Dental space retainers are devices used to leave enough space for permanent teeth to grow after premature tooth loss. If your child loses a baby tooth due to caries, tooth extraction, or premature tooth trauma, you may not think about it.
After all, your baby’s baby teeth will eventually be replaced with permanent teeth anyway, so why bother with lost baby teeth early? While it is certain that your baby will eventually grow into the remaining space of the baby tooth, there is also the fact that early loss of baby teeth can cause problems for the eruption of permanent teeth. For this reason, your child’s pediatric dentist may recommend something called a space retainer.
A space retainer is an edible device made to “maintain” the remaining space of a lost baby tooth. They are usually made of metal or acrylic and can be fixed in the mouth or detachable.
Fixed space retainers attach to the mouth while moving space retainers are similar to orthodontic appliances and may even have dentures.

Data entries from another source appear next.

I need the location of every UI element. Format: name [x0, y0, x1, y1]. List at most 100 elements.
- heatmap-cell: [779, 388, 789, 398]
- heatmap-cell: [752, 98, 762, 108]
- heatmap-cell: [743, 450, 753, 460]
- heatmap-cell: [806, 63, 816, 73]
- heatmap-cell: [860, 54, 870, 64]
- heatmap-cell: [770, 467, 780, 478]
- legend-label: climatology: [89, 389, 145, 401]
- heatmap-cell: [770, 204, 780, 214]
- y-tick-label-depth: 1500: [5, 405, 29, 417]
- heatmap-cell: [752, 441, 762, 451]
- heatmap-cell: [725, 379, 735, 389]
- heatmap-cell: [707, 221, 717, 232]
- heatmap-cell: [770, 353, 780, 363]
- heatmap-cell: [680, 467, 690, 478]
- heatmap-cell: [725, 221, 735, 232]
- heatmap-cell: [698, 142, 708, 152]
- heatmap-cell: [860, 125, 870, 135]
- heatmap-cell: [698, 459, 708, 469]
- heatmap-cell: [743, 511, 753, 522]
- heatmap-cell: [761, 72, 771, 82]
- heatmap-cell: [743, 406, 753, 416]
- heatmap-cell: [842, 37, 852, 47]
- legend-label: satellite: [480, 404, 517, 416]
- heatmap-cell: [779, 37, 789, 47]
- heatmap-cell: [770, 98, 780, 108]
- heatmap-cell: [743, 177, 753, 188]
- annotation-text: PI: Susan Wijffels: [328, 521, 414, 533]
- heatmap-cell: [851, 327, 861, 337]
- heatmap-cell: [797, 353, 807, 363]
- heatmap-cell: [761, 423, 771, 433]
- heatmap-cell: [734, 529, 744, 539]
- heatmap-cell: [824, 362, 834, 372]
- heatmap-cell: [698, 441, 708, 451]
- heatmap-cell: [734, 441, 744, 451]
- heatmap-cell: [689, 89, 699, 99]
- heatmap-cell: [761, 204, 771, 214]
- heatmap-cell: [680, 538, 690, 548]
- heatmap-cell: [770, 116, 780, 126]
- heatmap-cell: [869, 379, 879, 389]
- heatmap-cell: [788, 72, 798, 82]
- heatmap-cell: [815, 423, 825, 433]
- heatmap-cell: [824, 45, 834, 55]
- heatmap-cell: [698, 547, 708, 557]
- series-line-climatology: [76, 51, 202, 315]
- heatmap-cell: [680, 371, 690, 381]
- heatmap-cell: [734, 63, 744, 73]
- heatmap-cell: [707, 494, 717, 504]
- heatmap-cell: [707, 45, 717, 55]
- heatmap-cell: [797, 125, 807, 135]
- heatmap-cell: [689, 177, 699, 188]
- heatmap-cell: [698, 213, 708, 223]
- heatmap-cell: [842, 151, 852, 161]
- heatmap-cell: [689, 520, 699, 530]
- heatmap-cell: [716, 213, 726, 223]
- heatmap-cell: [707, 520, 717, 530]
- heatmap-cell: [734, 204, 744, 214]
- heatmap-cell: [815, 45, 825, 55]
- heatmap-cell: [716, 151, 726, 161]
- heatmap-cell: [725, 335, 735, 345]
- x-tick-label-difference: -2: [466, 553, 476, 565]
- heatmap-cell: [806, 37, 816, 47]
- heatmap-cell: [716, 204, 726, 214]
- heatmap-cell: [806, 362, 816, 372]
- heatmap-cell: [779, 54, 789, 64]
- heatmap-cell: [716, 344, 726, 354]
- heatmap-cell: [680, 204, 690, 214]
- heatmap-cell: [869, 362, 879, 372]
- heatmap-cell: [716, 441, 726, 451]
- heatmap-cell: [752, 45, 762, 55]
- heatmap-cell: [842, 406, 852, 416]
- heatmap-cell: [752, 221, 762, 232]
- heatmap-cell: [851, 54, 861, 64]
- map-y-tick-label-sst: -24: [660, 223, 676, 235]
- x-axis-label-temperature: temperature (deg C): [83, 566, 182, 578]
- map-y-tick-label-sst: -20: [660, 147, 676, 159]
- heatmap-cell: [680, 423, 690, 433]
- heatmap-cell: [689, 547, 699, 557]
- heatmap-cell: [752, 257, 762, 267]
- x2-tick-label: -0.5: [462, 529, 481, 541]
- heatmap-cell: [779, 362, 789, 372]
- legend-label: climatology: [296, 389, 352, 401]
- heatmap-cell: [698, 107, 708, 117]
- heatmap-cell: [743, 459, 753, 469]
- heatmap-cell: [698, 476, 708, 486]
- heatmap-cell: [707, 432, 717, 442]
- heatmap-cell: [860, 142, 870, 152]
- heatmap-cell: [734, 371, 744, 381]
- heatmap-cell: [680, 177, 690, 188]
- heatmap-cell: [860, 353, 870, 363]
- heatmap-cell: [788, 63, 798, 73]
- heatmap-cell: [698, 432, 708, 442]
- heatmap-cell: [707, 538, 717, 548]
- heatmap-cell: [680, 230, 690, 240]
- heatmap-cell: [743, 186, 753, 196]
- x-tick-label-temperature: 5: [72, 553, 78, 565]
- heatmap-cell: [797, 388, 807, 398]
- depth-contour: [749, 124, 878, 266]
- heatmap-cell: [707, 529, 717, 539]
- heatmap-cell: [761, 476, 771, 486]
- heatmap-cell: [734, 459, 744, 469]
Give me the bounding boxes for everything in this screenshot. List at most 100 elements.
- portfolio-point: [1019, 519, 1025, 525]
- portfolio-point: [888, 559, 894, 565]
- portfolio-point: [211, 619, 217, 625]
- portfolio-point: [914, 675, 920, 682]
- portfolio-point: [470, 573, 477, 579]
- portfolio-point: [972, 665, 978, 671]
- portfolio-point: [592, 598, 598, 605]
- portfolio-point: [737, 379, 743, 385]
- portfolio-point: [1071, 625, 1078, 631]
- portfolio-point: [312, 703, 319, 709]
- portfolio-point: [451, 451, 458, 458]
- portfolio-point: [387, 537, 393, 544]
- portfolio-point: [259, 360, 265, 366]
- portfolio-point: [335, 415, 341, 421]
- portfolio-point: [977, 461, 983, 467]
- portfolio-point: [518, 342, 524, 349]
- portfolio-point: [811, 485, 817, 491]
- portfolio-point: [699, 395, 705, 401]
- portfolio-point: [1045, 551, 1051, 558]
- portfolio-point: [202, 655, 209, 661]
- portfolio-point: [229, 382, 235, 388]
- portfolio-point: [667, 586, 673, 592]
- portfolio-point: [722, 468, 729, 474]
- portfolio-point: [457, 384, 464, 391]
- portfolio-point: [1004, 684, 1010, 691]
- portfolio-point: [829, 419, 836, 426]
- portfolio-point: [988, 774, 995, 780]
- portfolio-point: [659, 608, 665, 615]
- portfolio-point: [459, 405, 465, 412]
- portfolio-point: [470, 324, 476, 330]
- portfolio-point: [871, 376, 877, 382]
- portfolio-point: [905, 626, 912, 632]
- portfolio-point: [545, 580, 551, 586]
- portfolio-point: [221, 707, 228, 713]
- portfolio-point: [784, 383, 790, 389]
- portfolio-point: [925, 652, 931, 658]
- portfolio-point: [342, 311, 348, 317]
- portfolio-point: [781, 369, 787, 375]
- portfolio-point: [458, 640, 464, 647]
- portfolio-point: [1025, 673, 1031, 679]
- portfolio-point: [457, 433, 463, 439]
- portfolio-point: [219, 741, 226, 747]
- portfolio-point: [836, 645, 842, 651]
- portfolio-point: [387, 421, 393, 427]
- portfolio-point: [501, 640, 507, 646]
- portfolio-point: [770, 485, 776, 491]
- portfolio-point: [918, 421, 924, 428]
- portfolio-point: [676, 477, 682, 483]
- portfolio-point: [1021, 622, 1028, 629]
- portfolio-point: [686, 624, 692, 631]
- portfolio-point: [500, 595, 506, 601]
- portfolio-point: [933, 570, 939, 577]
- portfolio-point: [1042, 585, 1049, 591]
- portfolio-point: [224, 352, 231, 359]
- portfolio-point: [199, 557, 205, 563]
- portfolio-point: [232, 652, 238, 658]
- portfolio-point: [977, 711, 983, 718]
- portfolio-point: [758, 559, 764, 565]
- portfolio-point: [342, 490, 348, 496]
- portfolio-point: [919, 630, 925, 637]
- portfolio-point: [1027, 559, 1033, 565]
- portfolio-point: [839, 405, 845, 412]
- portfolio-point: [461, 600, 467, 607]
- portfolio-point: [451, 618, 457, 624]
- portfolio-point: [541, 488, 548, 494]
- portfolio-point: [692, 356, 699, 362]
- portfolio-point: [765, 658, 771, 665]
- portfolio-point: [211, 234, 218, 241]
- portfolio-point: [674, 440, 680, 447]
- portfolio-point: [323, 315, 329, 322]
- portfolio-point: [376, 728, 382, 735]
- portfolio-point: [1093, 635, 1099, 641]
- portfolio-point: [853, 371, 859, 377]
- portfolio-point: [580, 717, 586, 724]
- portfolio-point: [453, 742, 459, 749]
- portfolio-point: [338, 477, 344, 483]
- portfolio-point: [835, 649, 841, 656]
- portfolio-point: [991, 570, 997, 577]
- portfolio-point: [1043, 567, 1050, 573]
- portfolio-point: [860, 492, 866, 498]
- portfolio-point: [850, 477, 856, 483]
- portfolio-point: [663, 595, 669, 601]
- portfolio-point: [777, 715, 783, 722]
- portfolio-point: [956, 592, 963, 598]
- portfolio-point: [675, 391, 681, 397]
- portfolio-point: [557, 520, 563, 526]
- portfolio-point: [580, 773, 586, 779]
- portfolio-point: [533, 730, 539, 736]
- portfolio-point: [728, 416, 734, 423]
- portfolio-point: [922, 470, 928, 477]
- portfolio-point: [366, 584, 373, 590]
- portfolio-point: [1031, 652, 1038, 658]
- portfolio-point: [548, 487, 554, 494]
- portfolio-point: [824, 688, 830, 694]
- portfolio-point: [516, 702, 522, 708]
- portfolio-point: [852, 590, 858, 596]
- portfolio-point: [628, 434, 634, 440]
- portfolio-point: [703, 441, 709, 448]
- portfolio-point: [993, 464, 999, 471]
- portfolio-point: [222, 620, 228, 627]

Fixed space retainers attach to the mouth while moving space retainers are similar to orthodontic appliances and may even have dentures. Their main task is to prevent the surrounding teeth from moving into the space left by the deciduous tooth, which was lost very soon.
When the permanent tooth begins to grow, the space retainer is removed because it has served its purpose.
Your pediatric dentist will recommend four different types of space retainers, such as:
Tape and loop holder
One-way space retainers are designed to be on one side of the mouth and wrap around the existing tooth. They also have a metal ring that extends into the remaining space of the missing tooth to preserve this space.
Crown and ring guards are designed very much like a one-way space retainer, except that they use a crown on the existing tooth instead of screwing it. Tongue retainer is used in cases where there are several missing baby teeth.
They are cemented into the Asian teeth and then attached to the lower front teeth with a metal wire.
The distal space retainers of the shoe are placed in the gum line to ensure that there is enough space for permanent teeth to grow. This type of space holder is specifically designed for use in the first permanent molar. A retainer is usually only needed when a child loses a tooth before a permanent replacement is created or ready to grow. This can be due to tooth decay or damage, and sometimes it happens naturally.
Space keepers are devices used in the mouth to maintain space. It is necessary when one or more primary molars have been lost due to trauma or premature disease. The use of a space retainer allows permanent teeth to grow or develop with proper contact of the tooth with the tooth.
The spacers stay between the teeth for one to two weeks and gently pull the teeth apart so that there is enough space between the orthodontists to place a tooth brace or a molar band between them or a ring with a ring. Put metal.
Spacers are usually used to place space between teeth before braces are made.
How do you maintain a space saver?
Take care of space keepers
Avoid sticky sweets, popcorn, ice, or chewing gum.
Pull or push the space holder with your fingers or tongue.
Keep it clean by brushing and flossing.
Carefully clean the wires, tapes, and other parts of the appliance at night, as it tends to trap food.
Unlike braces and other orthodontic appliances, space retainers are not for moving or moving teeth, but for supporting and maintaining the remaining structure of deciduous teeth. Therefore, they are not painful and are very safe.